Olla points out that the cost implications of implementing custom-built AI platforms in healthcare are expected to be high owing to the research, development and maintenance. This may also be due to the lack of adequate infrastructure, software, hardware and appropriately skilled professionals in South Africa and the possible need to use global resources, which will attract a higher cost.

"However, it is important to approach the cost implications of custom-built AI platforms in healthcare with a balanced perspective. While there may be a significant initial investment and increased costs, the potential long-term benefits, cost savings, and improved patient outcomes can offset these expenses. It's time for South Africa to readjust its approach from spending to strategic investing. Embracing risks opens the door to rewards," says Olla.

While Olla is optimistic about the future innovations that AI can offer healthcare systems, she does share the concerns that these digital innovations could place a significant cost burden on the NHI.

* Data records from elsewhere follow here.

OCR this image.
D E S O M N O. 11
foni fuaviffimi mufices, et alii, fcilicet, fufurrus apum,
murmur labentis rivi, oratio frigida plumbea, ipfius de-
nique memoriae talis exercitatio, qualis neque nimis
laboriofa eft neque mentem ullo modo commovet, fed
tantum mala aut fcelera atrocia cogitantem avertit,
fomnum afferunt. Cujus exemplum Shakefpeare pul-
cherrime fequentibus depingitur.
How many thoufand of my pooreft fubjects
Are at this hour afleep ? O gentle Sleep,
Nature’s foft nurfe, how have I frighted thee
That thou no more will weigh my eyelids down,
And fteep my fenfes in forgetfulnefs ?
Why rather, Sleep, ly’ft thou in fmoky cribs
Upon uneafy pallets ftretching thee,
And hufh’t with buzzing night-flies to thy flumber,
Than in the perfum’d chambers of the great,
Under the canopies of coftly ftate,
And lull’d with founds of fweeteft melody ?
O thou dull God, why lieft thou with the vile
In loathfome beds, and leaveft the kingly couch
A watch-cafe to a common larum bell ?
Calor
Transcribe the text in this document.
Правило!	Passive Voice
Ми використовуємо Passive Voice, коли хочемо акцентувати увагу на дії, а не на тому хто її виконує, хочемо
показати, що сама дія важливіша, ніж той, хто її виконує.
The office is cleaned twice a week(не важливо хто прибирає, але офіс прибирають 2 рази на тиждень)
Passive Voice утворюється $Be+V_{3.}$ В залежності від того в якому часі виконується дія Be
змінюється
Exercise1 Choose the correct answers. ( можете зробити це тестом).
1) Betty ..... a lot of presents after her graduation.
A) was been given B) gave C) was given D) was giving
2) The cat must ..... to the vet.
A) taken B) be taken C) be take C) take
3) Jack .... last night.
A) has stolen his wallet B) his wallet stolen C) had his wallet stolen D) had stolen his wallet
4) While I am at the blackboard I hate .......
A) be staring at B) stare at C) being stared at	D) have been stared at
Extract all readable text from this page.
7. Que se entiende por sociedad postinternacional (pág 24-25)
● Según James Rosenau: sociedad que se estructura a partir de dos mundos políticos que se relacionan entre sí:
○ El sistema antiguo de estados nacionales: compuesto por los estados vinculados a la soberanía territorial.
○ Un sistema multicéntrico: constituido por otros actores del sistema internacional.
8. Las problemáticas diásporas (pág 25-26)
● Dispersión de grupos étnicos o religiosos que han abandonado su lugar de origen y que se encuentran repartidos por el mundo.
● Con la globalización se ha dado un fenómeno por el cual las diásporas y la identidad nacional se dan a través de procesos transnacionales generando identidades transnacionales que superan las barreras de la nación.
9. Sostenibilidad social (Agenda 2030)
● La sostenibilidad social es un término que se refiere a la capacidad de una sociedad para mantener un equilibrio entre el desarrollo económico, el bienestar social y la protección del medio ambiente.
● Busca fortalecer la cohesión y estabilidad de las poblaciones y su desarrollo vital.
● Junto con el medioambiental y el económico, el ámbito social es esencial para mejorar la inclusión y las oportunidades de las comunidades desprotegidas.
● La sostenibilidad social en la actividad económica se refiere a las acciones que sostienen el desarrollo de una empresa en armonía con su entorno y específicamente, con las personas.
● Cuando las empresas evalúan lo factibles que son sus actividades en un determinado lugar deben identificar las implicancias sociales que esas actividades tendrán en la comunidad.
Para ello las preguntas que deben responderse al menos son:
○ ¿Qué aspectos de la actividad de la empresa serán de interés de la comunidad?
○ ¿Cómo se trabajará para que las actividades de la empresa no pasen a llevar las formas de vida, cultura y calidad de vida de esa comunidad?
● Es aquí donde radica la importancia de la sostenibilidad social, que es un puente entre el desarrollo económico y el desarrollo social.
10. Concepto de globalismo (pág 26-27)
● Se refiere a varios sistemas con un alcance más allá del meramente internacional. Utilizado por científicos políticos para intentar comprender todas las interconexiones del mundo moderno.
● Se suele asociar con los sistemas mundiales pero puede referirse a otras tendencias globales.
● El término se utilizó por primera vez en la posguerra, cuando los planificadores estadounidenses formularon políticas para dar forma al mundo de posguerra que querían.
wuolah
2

"It is important to stress the need to conduct a thorough evaluation of the cost implications associated with the introduction of AI in healthcare. Strategies must be developed that guarantees affordability and equity within the NHI framework to build a sustainable future for healthcare. Balancing the potential benefits, long-term cost savings, and the principles of universal health coverage can help shape policies and approaches that integrate AI effectively while aligning with the goals of the NHI," says Olla.